I’ve been able to export and router from vrf and import it to another vrf.
However the route is not working.
absolute minimal config to reproduce:
/interface wireless security-profiles
set [ find default=yes ] supplicant-identity=MikroTik
/ip vrf
add interfaces=ether2 name=Cust1
/port
set 0 name=serial0
/ip address
add address=10.0.0.1/24 interface=ether1 network=10.0.0.0
add address=192.168.0.1/24 interface=ether2 network=192.168.0.0
/ip dhcp-client
add interface=ether1
/ip route
add gateway=10.0.0.2
/routing bgp vpn
add export-filter=select-only-default export-route-targets=1000:1 import-route-targets=1000:1 \
label-allocation-policy=per-vrf route-distinguisher=1000:1 vrf=main
add export-route-targets=2000:1 import-filter="" import-route-targets=2000:1,1000:1 label-allocation-policy=per-vrf \
route-distinguisher=2000:1 vrf=Cust1
/routing filter rule
add chain=select-only-default rule="if (dst in 0.0.0.0/0 && dst-len == 0) { accept;}"
/routing filter select-rule
add chain=select-only-default disabled=no do-where=select-only-default
It seens like it almost works. The route is where it should be but there is no immediate gateway resolved in the imported route.

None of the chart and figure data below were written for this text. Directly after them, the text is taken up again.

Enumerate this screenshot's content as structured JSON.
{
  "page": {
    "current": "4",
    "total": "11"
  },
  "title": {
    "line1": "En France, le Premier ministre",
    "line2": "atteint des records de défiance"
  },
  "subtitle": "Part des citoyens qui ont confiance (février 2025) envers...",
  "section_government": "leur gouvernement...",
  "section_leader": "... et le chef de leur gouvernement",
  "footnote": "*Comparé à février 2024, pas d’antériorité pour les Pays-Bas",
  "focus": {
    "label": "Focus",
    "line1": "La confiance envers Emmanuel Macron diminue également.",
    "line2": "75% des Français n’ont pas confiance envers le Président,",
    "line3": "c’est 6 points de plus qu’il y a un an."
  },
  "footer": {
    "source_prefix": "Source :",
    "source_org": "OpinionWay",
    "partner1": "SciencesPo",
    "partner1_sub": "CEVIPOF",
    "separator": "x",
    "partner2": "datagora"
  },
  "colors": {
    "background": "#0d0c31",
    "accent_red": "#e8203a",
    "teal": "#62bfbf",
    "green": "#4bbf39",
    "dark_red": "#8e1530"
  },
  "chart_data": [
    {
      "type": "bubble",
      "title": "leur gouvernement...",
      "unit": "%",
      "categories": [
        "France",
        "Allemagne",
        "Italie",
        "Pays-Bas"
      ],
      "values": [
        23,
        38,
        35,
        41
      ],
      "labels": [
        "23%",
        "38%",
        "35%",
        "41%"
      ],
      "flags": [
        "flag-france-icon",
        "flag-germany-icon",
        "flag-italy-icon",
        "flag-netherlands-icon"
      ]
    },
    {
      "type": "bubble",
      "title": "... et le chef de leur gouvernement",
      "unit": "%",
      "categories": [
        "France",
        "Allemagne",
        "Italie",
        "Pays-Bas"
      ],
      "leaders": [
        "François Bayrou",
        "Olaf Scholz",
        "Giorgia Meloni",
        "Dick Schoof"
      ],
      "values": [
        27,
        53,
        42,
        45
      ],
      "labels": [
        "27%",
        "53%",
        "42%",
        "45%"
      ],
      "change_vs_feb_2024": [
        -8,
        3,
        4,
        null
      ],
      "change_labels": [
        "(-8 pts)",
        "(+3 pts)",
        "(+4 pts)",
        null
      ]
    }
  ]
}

[admin@MikroTik] /routing/bgp/vpn> /ip/route/print detail
Flags: D - dynamic; X - disabled, I - inactive, A - active;
c - connect, s - static, r - rip, b - bgp, o - ospf, d - dhcp, v - vpn, m - modem, y - copy; H - hw-offloaded;
+ - ecmp
0 As dst-address=0.0.0.0/0 routing-table=main pref-src="" gateway=10.0.0.2 immediate-gw=10.0.0.2%ether1 distance=1
scope=30 target-scope=10 suppress-hw-offload=no
DAc dst-address=10.0.0.0/24 routing-table=main gateway=ether1 immediate-gw=ether1 distance=0 scope=10
suppress-hw-offload=no local-address=10.0.0.1%ether1
DAyH dst-address=0.0.0.0/0 routing-table=Cust1 gateway=10.0.0.2 distance=0 scope=30 target-scope=10
suppress-hw-offload=no
DAc dst-address=192.168.0.0/24 routing-table=Cust1 gateway=ether2@Cust1 immediate-gw=ether2 distance=0 scope=10
suppress-hw-offload=no local-address=192.168.0.1%ether2@Cust1
[admin@MikroTik] /routing/bgp/vpn> /ping 8.8.8.8 vrf=Cust1
SEQ HOST SIZE TTL TIME STATUS
0 22 (Invalid argument)
1 22 (Invalid argument)
sent=2 received=0 packet-loss=100%
However if i replace the imported route by a static one and disable the import/export:
/routing/bgp/vpn/disable 0
/routing/bgp/vpn/disable 1
[admin@MikroTik] /ip/route> /ip/route/add dst-address=0.0.0.0/0 routing-table=Cust1 gateway=10.0.0.2@main
[admin@MikroTik] /ip/route> print detail
Flags: D - dynamic; X - disabled, I - inactive, A - active;
c - connect, s - static, r - rip, b - bgp, o - ospf, d - dhcp, v - vpn, m - modem, y - copy; H - hw-offloaded;
+ - ecmp
0 As dst-address=0.0.0.0/0 routing-table=main pref-src="" gateway=10.0.0.2 immediate-gw=10.0.0.2%ether1 distance=1
scope=30 target-scope=10 suppress-hw-offload=no
DAc dst-address=10.0.0.0/24 routing-table=main gateway=ether1 immediate-gw=ether1 distance=0 scope=10
suppress-hw-offload=no local-address=10.0.0.1%ether1
1 As dst-address=0.0.0.0/0 routing-table=Cust1 pref-src="" gateway=10.0.0.2 immediate-gw=10.0.0.2%ether1 distance=1
scope=30 target-scope=10 suppress-hw-offload=no
DAc dst-address=192.168.0.0/24 routing-table=Cust1 gateway=ether2@Cust1 immediate-gw=ether2 distance=0 scope=10
suppress-hw-offload=no local-address=192.168.0.1%ether2@Cust1
static works fine ! but export/import does not !
Anyone has been able to make it work with import/export?